The authors asked: Why can't these super-smart computers do this?

They compared the task to a complex puzzle that requires holding a changing state in your head.

  • The Analogy: Imagine trying to remember a phone number while someone keeps swapping the digits around in front of you. If you only look at the final result, you can't know the original order. You have to track every single swap.
  • The Limit: The paper proves mathematically that current AI models (which use a specific architecture called "Transformers") are like people with very short-term memory. They are great at looking at a single photo, but they struggle to connect the dots across a long sequence of events without help. They lack the "mental muscle" to track indistinguishable objects over time.

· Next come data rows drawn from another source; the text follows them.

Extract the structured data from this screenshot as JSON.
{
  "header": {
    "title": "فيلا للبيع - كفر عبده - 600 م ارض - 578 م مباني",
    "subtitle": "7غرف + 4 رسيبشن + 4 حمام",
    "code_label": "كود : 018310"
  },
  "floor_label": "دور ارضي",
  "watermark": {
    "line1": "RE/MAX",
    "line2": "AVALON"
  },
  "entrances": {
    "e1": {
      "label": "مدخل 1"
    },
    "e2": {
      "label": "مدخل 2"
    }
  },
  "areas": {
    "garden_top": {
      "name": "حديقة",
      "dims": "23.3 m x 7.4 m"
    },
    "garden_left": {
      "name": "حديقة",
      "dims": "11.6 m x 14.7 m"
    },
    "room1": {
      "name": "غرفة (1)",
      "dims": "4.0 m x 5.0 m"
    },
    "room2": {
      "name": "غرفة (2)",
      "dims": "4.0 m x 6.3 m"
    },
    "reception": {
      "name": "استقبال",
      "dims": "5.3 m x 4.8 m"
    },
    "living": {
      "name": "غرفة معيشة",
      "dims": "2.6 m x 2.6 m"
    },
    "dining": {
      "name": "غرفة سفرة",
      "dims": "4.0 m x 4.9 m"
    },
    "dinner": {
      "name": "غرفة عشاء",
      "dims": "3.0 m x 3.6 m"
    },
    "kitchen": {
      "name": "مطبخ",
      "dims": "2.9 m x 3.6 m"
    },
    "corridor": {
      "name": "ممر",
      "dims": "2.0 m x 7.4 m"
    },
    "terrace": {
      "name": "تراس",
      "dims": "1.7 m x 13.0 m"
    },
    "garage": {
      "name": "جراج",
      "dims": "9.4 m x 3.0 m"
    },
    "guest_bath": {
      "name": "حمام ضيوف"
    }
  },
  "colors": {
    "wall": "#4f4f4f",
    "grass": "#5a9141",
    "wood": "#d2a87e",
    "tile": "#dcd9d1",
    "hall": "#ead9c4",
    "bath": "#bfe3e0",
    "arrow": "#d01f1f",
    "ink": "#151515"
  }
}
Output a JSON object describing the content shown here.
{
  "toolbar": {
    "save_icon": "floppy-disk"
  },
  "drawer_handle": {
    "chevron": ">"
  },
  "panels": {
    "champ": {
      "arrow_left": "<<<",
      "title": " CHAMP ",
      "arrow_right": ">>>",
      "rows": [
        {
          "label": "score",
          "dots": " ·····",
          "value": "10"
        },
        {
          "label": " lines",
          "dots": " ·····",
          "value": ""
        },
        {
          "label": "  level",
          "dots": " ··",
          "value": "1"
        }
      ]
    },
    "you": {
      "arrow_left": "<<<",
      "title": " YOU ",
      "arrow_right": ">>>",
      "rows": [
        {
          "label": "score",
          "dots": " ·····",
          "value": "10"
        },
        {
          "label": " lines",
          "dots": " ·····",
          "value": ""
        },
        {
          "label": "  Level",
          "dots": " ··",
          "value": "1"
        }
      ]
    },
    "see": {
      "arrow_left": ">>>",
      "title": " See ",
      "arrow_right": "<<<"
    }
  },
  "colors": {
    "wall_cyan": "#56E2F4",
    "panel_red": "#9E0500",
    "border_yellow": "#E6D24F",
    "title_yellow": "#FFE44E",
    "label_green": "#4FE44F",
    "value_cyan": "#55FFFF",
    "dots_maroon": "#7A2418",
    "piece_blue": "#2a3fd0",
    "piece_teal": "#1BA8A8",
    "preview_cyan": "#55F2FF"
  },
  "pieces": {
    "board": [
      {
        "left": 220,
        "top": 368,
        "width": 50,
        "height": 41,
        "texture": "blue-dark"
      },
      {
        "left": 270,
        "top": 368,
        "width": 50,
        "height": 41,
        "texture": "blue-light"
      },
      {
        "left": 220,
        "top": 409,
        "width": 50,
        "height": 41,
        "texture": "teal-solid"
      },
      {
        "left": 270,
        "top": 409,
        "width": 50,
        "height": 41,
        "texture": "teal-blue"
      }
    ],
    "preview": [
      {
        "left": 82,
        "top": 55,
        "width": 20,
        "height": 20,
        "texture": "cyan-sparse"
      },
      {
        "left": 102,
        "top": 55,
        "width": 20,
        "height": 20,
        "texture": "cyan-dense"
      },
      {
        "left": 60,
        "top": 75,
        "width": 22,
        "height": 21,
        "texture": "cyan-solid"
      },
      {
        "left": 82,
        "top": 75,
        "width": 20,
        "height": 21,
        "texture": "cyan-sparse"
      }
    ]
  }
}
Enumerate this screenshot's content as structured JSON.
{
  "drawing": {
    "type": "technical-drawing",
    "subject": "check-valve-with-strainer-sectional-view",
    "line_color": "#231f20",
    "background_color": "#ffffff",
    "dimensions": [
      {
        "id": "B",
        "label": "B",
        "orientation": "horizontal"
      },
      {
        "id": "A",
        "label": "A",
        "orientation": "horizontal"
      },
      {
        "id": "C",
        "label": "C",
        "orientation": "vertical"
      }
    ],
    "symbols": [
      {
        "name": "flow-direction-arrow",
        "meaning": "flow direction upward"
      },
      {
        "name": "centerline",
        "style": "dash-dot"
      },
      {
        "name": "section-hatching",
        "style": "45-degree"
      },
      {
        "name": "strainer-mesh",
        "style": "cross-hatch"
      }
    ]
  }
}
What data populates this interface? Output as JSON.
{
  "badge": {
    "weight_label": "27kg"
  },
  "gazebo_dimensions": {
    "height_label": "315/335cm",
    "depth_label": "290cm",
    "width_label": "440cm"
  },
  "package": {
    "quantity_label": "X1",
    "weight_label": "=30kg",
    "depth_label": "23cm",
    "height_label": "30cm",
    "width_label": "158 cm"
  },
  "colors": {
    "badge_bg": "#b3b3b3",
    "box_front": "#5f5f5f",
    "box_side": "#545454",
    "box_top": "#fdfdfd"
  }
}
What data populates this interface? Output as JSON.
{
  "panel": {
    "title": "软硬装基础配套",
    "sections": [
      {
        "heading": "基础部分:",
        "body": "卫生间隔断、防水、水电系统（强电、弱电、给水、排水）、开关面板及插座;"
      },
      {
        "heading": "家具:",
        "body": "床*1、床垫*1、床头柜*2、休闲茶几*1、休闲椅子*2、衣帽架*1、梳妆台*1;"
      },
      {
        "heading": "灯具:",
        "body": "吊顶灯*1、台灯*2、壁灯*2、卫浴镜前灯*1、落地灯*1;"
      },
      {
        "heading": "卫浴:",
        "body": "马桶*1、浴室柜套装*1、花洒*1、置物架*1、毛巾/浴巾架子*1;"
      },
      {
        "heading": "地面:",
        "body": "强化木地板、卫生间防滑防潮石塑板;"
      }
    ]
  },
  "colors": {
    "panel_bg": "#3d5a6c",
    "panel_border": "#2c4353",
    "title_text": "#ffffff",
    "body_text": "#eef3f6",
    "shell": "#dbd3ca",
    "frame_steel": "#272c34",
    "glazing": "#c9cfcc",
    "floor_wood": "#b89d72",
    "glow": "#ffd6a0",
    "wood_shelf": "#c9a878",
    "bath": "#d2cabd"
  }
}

3. The Solution: Teaching AI to "Talk Through" the Problem

The researchers realized that asking the AI, "Where is the ball?" and expecting a direct answer was too hard. It's like asking a student to solve a math problem without showing their work.

They introduced a new method called SGCoT (Spatiotemporal Grounded Chain-of-Thought).

  • The Metaphor: Instead of just giving the answer, they forced the AI to act like a security guard with a clipboard.
    • Old Way: AI looks at the video and guesses "Left Cup." (Result: Wrong).
    • New Way (SGCoT): The AI is trained to first write down a step-by-step log: "At 0:01, the ball is under the middle cup. At 0:02, the middle cup swaps with the left cup. Now the ball is under the left cup..."
    • By forcing the AI to generate this "tracking log" (the Chain of Thought) before giving the final answer, it creates a bridge between the visual motion and the logic.

4. The Result: From Guessing to Mastering

By training an AI model (Molmo2) to generate these detailed tracking logs, the results were dramatic:

  • Before: The AI got it right about 33% of the time (random guessing).
  • After: The AI got it right over 90% of the time.

The Big Picture

This paper teaches us two important lessons:

  1. Current AI is "Myopic": Today's video AI is very good at recognizing what things are (a cup, a ball) but very bad at understanding where they are going over time. They rely on visual shortcuts rather than true tracking.
  2. Thinking Helps Seeing: Just like humans, AI needs to "think out loud" (generate intermediate steps) to solve complex tracking problems. If you force the AI to break the problem down into small, logical steps, it can master tasks that previously seemed impossible.

In short: The AI didn't get smarter at seeing; it got smarter at keeping track. And that's a huge step forward for robots that need to navigate the real world.